Economic Justice and the Global Ethic Document
Session Description:
Global economic inequality remains one of the most pressing moral concerns of the contemporary world. Globalization has benefited some at the expense of many, and despite moderate progress against extreme poverty around the globe, 4.3 billion people around the world continue to subsist on less than $5 per day. Many lack the ability to meet basic needs for food, clothing, shelter, education, and healthcare. Meanwhile, the global ‘haves’ in the developed world continue to consume a disproportionate share of global resources. Given the ecological limits faced by planet earth, this economic disparity is unsustainable. And yet, it seems as though the world moves ever farther away from economic parity and justice.

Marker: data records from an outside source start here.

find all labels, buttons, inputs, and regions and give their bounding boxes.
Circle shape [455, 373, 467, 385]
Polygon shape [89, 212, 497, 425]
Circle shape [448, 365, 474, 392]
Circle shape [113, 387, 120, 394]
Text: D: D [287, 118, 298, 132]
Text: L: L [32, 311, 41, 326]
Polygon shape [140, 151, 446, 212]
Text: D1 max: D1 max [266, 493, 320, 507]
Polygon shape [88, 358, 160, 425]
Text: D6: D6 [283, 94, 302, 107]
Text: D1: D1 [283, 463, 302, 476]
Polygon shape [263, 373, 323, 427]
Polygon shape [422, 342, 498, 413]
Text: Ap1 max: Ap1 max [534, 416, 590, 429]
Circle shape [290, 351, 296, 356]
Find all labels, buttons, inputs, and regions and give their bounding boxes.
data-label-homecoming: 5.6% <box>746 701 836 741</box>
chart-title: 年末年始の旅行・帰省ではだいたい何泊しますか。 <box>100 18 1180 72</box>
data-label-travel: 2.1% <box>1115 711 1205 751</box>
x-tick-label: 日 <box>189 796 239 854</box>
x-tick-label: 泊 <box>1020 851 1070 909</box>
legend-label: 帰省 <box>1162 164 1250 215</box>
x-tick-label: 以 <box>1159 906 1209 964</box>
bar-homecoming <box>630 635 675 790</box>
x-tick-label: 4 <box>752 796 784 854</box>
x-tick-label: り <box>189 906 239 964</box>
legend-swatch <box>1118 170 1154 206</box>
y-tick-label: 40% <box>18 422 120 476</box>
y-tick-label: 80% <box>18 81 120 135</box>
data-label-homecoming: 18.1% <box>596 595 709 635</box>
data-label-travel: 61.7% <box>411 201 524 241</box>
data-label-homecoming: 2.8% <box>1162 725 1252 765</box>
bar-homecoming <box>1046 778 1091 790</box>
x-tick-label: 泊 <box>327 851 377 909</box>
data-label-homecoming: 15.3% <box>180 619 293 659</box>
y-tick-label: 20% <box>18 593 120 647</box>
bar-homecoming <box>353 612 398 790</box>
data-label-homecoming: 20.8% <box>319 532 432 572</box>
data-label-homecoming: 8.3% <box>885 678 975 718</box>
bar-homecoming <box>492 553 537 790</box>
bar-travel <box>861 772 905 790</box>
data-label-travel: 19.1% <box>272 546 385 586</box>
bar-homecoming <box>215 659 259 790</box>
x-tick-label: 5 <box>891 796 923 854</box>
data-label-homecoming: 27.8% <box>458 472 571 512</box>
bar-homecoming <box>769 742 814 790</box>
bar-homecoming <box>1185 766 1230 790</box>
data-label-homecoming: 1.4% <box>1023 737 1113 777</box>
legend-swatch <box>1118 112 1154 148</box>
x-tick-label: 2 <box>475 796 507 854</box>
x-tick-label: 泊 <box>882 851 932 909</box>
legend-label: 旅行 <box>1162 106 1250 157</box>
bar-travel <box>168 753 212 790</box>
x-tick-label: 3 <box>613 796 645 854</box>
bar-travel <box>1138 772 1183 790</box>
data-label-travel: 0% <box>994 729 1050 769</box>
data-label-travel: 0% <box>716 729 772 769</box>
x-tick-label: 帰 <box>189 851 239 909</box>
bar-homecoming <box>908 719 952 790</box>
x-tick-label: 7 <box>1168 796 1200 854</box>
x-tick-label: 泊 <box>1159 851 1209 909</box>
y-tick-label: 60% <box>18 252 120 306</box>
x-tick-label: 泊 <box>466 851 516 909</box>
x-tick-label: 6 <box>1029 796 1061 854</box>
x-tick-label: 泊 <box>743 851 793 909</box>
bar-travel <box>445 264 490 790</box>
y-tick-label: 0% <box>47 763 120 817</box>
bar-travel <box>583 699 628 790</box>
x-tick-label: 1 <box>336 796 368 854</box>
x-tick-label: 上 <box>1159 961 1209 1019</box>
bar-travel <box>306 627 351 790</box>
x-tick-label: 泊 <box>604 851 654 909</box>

In 1993, the Declaration of Toward a Global Ethic recognized the need for solidarity and a just economic order as one of its four core directives. In 2018, a fifth directive calling for ecological sustainability was added. Together, these directives offer moral resources for reflecting on the need for both economic and ecological justice across the globe, and can serve as the groundwork for moral reflection across religious traditions on the need to create a just and sustainable economic framework. This panel will bring together participants from a number of religious perspectives to consider what economic justice and ecological sustainability could mean in light of these directives. We will explore the implications of creating a model of solidarity with environmental care within different religious traditions, and the social and political obstacles to be overcome in doing so. Given the limits of the earth’s resources, and the need to care for those on the margins of society, the question of how to create a set of social conditions that is both capable of supporting humanity over the long term and achieving a rough equality across the globe is one of the most significant challenges facing humanity. The Global Ethic can provide tools for overcoming this challenge.